Он уже хорошо различал близкую колеблющуюся поверхность леса. На часах было 23.17. Именно в эти минуты, после прохода линии фронта, он должен был обнаружить себя в эфире и доложить на аэродром, что задание выполнено. А вместо этого…
Стрелка высотомера показывала уже восемьсот. Она была безжалостной, эта стрелка, все ползла и ползла к нулю. Боковой ветер чуть встряхнул самолет. Виктор утопил ногой правую педаль и едва не вскрикнул от боли. «Почему это болит ступня, если рана под коленкой?»
– Володя! – окликнул он штурмана. – Потуже привяжись, сажаю.
Лес шумел под крыльями снижающегося бомбардировщика. Большаков это скорее чувствовал, чем слышал. Пятьсот метров высоты, четыреста… двести… Будь сейчас день, он бы хоть видел землю и мог бы все же дотянуть до какой-нибудь полянки и опуститься там. Но сейчас темень скрывала все внизу, и от этого та самая земля, по которой он ходил около двадцати четырех лет, была ожидающе страшной. Он почувствовал неприятную сухость во рту и, уменьшая угол планирования, все отдалял и отдалял встречу с ней. Зоркие глаза искали площадку, пригодную для посадки, но на многие километры окрест тянулись верхушки деревьев, и ни одного гектара земли, свободного от леса, не было видно во мраке. А как он был нужен, этот гектар!
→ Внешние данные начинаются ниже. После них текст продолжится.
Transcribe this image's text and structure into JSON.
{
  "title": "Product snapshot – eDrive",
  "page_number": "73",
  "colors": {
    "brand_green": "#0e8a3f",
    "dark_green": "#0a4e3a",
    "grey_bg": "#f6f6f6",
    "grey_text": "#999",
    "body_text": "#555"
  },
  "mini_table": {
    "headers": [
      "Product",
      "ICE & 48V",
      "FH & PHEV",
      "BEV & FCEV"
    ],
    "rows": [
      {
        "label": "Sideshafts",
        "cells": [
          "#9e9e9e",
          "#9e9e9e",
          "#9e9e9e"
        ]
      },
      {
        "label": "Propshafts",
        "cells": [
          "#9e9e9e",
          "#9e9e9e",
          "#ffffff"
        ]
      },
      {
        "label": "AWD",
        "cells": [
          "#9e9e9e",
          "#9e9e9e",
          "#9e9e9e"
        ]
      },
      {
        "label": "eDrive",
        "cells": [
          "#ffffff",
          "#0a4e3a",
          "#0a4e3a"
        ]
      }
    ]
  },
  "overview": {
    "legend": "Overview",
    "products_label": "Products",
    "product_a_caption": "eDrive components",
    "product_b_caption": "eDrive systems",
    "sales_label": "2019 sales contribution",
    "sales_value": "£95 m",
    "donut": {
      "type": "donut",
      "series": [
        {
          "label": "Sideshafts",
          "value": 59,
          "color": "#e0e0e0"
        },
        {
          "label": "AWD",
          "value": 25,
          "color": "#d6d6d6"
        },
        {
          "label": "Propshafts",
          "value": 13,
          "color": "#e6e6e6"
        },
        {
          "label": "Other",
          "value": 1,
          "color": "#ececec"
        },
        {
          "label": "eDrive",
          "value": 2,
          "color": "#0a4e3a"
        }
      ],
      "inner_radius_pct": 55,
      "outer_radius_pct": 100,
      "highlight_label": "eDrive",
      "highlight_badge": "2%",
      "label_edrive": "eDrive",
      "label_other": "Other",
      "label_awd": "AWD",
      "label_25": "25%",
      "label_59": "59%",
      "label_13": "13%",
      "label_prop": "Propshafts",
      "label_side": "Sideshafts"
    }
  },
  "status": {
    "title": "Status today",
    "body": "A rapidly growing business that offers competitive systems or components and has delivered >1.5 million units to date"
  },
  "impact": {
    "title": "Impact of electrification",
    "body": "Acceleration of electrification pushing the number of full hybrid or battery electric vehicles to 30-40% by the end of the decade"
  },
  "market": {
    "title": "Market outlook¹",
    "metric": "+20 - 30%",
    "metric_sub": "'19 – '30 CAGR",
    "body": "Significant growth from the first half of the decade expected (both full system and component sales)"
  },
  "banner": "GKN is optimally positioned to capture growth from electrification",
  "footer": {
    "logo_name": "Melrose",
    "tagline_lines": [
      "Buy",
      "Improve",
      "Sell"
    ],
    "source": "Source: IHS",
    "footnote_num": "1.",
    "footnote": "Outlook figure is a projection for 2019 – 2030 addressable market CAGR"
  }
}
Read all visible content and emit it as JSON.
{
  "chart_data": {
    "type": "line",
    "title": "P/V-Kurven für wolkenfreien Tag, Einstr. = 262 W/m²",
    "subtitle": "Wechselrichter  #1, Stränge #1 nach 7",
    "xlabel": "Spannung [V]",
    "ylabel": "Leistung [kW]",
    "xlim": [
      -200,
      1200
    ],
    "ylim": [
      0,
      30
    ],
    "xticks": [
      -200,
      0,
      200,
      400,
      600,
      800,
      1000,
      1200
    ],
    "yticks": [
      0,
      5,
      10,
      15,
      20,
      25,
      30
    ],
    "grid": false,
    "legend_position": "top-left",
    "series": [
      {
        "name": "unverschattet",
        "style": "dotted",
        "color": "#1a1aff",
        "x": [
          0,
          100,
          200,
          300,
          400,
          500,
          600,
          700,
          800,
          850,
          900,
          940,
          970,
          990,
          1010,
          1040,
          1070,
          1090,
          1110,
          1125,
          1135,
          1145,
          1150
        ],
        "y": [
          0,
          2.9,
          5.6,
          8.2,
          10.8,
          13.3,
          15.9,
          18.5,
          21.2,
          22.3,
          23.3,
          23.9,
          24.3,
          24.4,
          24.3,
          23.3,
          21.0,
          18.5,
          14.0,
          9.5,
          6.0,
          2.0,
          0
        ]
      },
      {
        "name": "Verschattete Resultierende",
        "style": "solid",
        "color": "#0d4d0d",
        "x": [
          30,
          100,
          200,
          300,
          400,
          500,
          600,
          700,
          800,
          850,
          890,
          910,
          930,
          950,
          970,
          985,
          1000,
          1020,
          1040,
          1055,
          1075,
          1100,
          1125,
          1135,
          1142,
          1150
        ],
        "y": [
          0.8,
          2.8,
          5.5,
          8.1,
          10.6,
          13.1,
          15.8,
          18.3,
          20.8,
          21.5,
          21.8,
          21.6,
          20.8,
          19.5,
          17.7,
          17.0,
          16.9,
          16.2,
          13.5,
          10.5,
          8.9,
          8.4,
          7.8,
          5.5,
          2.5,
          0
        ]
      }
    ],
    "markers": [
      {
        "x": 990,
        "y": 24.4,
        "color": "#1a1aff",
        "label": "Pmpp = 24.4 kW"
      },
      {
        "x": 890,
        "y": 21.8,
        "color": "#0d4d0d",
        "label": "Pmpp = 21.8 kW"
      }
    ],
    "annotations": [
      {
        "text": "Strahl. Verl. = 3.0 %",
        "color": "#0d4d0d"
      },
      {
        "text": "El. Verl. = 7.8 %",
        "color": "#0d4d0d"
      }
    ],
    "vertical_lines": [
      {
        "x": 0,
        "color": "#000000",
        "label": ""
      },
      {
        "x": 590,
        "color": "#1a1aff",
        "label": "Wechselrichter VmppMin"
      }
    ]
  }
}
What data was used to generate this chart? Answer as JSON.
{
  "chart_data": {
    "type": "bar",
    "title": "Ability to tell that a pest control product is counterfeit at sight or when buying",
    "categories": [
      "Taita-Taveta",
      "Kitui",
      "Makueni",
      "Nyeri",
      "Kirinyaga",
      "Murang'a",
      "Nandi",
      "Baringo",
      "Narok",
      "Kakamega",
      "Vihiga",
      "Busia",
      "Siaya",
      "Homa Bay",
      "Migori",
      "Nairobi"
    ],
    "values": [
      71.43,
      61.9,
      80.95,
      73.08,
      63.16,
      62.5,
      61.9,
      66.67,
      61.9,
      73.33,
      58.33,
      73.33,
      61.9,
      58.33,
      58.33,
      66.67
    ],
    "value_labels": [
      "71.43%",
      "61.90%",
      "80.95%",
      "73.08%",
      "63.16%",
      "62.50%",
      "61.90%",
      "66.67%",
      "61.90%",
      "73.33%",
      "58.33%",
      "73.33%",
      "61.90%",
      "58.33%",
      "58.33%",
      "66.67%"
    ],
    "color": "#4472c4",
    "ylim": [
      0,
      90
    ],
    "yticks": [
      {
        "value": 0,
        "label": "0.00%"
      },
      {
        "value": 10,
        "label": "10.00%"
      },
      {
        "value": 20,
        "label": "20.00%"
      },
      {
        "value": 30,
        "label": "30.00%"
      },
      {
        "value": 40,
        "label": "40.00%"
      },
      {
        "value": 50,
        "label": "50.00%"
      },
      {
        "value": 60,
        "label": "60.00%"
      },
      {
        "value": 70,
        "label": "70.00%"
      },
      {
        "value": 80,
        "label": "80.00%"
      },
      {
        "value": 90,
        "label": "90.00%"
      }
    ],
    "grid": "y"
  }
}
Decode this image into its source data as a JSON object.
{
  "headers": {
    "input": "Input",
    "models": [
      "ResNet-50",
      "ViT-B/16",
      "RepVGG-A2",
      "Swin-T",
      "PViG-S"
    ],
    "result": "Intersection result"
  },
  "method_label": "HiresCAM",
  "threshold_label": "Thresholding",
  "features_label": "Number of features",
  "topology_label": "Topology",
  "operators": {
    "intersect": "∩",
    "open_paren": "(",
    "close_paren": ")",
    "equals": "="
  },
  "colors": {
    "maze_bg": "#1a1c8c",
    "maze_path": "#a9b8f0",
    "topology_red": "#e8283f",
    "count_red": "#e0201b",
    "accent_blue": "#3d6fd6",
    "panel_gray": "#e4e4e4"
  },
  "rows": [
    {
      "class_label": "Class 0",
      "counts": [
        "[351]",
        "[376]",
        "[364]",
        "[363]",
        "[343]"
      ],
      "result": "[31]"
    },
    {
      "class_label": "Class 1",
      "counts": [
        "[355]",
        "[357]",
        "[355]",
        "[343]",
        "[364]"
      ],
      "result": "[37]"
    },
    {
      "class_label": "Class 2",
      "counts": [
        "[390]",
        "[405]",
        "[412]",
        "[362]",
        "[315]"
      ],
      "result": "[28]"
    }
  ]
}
Виктор для чего-то расстегнул под своим крутым подбородком ремешок шлемофона. Казалось, именно из-за него было трудно дышать. Сто метров отделяли его от леса, и он только теперь, как воин, сражавшийся с окружившими его врагами до последнего патрона, с безысходной тоской понял: придется сажать на лес, иного выхода нет. Он включил все пожарные краны, выпустил щитки, стараясь предельно погасить посадочную скорость, погасить ее так, чтобы тяжелая «голубая девятка» бессильно упала на верхушки деревьев и удар этот пришелся бы равномерно и па фюзеляж, и на широкие крылья, способные в какой-то мере его ослабить, самортизировать. Это уже было скорее не планирование, а парашютирование. Безжизненная «голубая девятка» падала на лес, как парашютист, над головой которого не раскрылся спасительный купол. Большаков все уже сделал, что мог и может на своем веку. Самые точные, самые филигранные движения педалей ничего не могли сейчас изменить. Но он все равно продолжал двумя руками держаться за баранку, чувствуя, что пальцы судорожно прикипают к ней. В страшном напряжении, полузакрыв глаза, он вел отсчет: раз, два, три, четыре, пять… десять… двадцать… А машину несло и несло вниз, и косо, угрюмой тенью приближалась она к верхушкам леса. Сухой треск Виктор услыхал при счете сто двадцать. Но это еще не было то самое страшное, чего он ожидал. Он еще успел досчитать до десяти, после того как щитки самолета первыми царапнули по острым елям.